As you probably know I started and ran a knitting club with the help a few beautiful assistants, Ros, Katie, Claire and Lianne. We five and a lovely bunch of girls got out the needles for a session of bitch and stitch once a week for six weeks…well we did most of the bitching and they did most of the stitching.
My plan was to blog weekly about the trials and tribulations of the knitting club…however I was, a. Too lazy and b. Too busy to fit it in…but mostly too lazy. So here I am letting you know what’s happened over the past six weeks.
Admittedly the first session was not a roaring success. The girls struggled with the idea of casting on and it may have caused one or two tears (mine) So in preparation for the following week I cast on and knitted three rows 15 times, one for each student. That was a task And a half! However it was very appreciated by the girls which gave me quite a boost.
Over the next 3 weeks the girls practiced garter stitch and all of them at some point managed to knit more than one row which I felt was a great achievement for all of them. Week 5 saw them choose the colour wool of their choice and begin to knit their project which they would take home with them (and yes I casted on 15 pairs of needles) the girls all managed to knit at least one row of their project which I then finished knitting for them.
The girls were very pleased with this and I was told I was their favourite teacher (FYI not wise to say in front of other teachers…it causes friction in the staff room)
The girls then casted off their own projects which they had some difficulty with but they all managed to do at least three stitches themselves. I felt this was a great achievement considering that casting off is one of the harder basics to learn the same as casting on.

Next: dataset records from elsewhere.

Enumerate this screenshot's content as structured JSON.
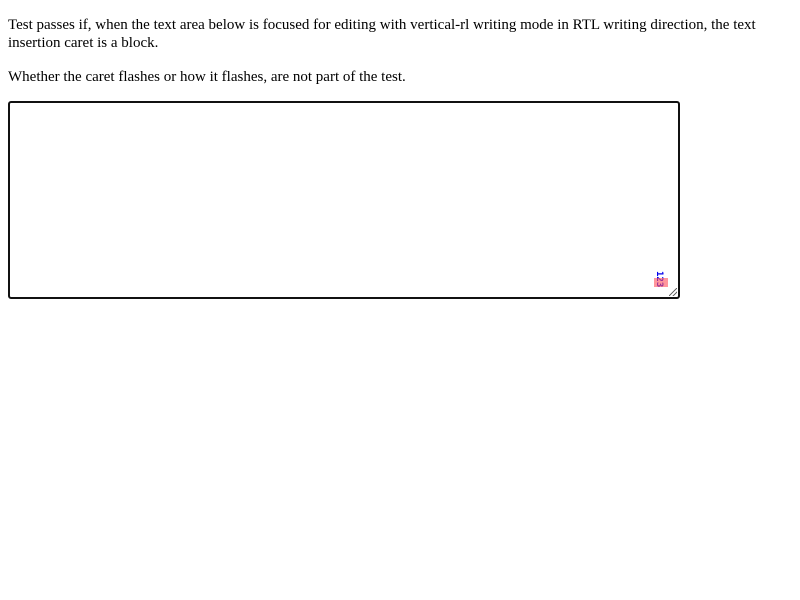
{
  "instructions": {
    "line1": "Test passes if, when the text area below is focused for editing with vertical-rl writing mode in RTL writing direction, the text insertion caret is a block.",
    "line2": "Whether the caret flashes or how it flashes, are not part of the test."
  },
  "textarea": {
    "value": "123"
  }
}
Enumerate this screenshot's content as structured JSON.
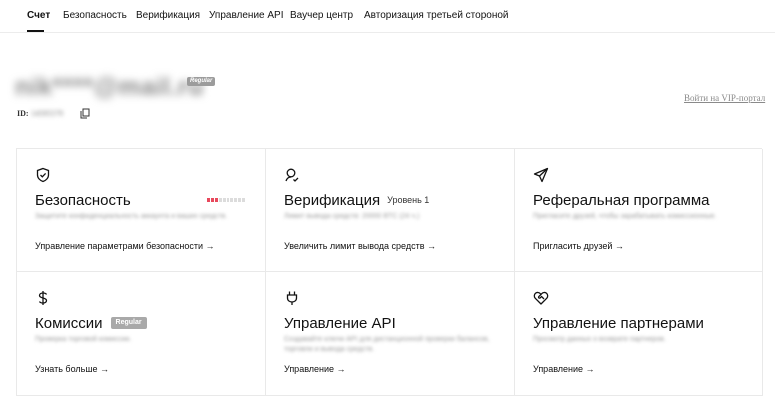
{
  "tabs": [
    {
      "label": "Счет",
      "active": true
    },
    {
      "label": "Безопасность",
      "active": false
    },
    {
      "label": "Верификация",
      "active": false
    },
    {
      "label": "Управление API",
      "active": false
    },
    {
      "label": "Ваучер центр",
      "active": false
    },
    {
      "label": "Авторизация третьей стороной",
      "active": false
    }
  ],
  "account": {
    "email": "nik****@mail.ru",
    "badge": "Regular",
    "uid_label": "ID:",
    "uid_value": "14595579",
    "vip_link": "Войти на VIP-портал"
  },
  "cards": [
    {
      "icon": "shield-check-icon",
      "title": "Безопасность",
      "desc": "Защитите конфиденциальность аккаунта и ваших средств.",
      "link": "Управление параметрами безопасности →",
      "security_level": 0.3,
      "meter_colors": {
        "filled": "#e8485c",
        "empty": "#dcdcdc"
      }
    },
    {
      "icon": "user-verify-icon",
      "title": "Верификация",
      "level": "Уровень 1",
      "desc": "Лимит вывода средств: 20000 BTC (24 ч.)",
      "link": "Увеличить лимит вывода средств →"
    },
    {
      "icon": "paper-plane-icon",
      "title": "Реферальная программа",
      "desc": "Пригласите друзей, чтобы зарабатывать комиссионные.",
      "link": "Пригласить друзей →"
    },
    {
      "icon": "dollar-icon",
      "title": "Комиссии",
      "badge": "Regular",
      "desc": "Проверка торговой комиссии.",
      "link": "Узнать больше →"
    },
    {
      "icon": "plug-icon",
      "title": "Управление API",
      "desc": "Создавайте ключи API для дистанционной проверки балансов, торговли и вывода средств.",
      "link": "Управление →"
    },
    {
      "icon": "heart-handshake-icon",
      "title": "Управление партнерами",
      "desc": "Просмотр данных о возврате партнеров.",
      "link": "Управление →"
    }
  ]
}
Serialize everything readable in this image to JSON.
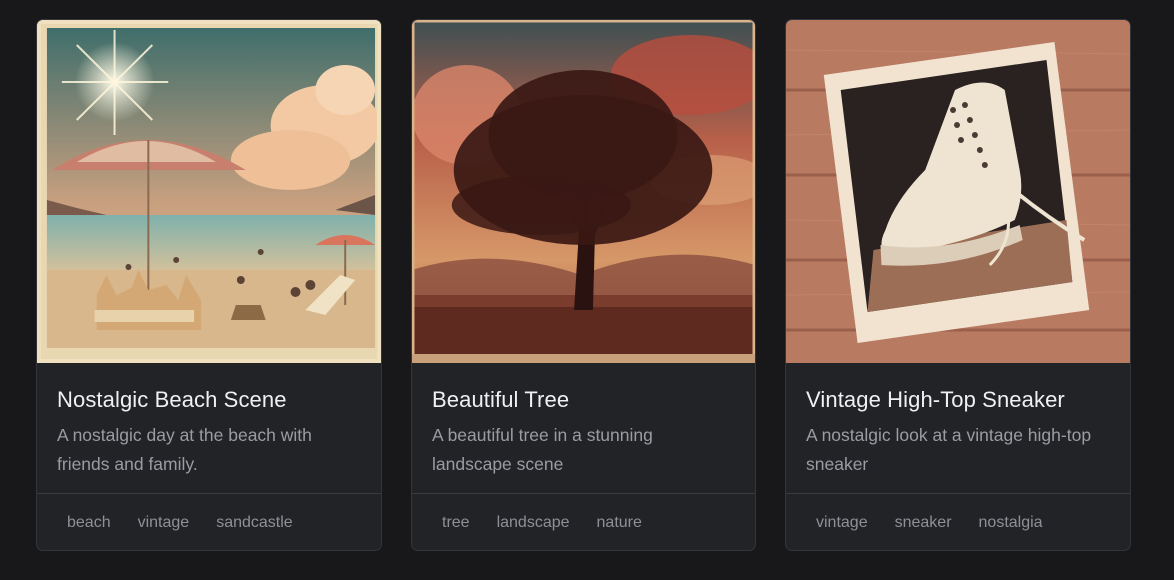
{
  "cards": [
    {
      "title": "Nostalgic Beach Scene",
      "description": "A nostalgic day at the beach with friends and family.",
      "tags": [
        "beach",
        "vintage",
        "sandcastle"
      ],
      "image": "vintage beach photo"
    },
    {
      "title": "Beautiful Tree",
      "description": "A beautiful tree in a stunning landscape scene",
      "tags": [
        "tree",
        "landscape",
        "nature"
      ],
      "image": "vintage tree landscape photo"
    },
    {
      "title": "Vintage High-Top Sneaker",
      "description": "A nostalgic look at a vintage high-top sneaker",
      "tags": [
        "vintage",
        "sneaker",
        "nostalgia"
      ],
      "image": "vintage sneaker polaroid photo"
    }
  ],
  "colors": {
    "page_background": "#18181b",
    "card_background": "#222326",
    "title_text": "#eef0f3",
    "muted_text": "#9a9ca3"
  }
}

After they had sewn up with edges of their knitting to make their bracelets they went on to knit on buttons…however…the needles may have been too chunky to fit through the eyes of the buttons (probably should have checked that one out) Thankfully my beautiful assistants got creative and decided to make bows out of contrasting coloured yarn and then hand thread a button onto each bracelet.
The girls were extremely proud of their bracelets which was a real boost to end the session on.
Whenever I walk down the corridor or walk to the shop and see one of those students I hear, “That’s my knitting teacher!” and I have to say that is one of the greatest titles I have ever been given.
So to conclude this extraordinarily long article I want to say a big thank you to the ladies that helped me teach 15 girls to gain an interest in knitting which they will hopefully carry on in their lives. So if you are thinking of starting a knitting club I highly recommend it as it is a rewarding experience to watch the skills of the children grow, I would recommend doing a club for longer than 6 weeks though.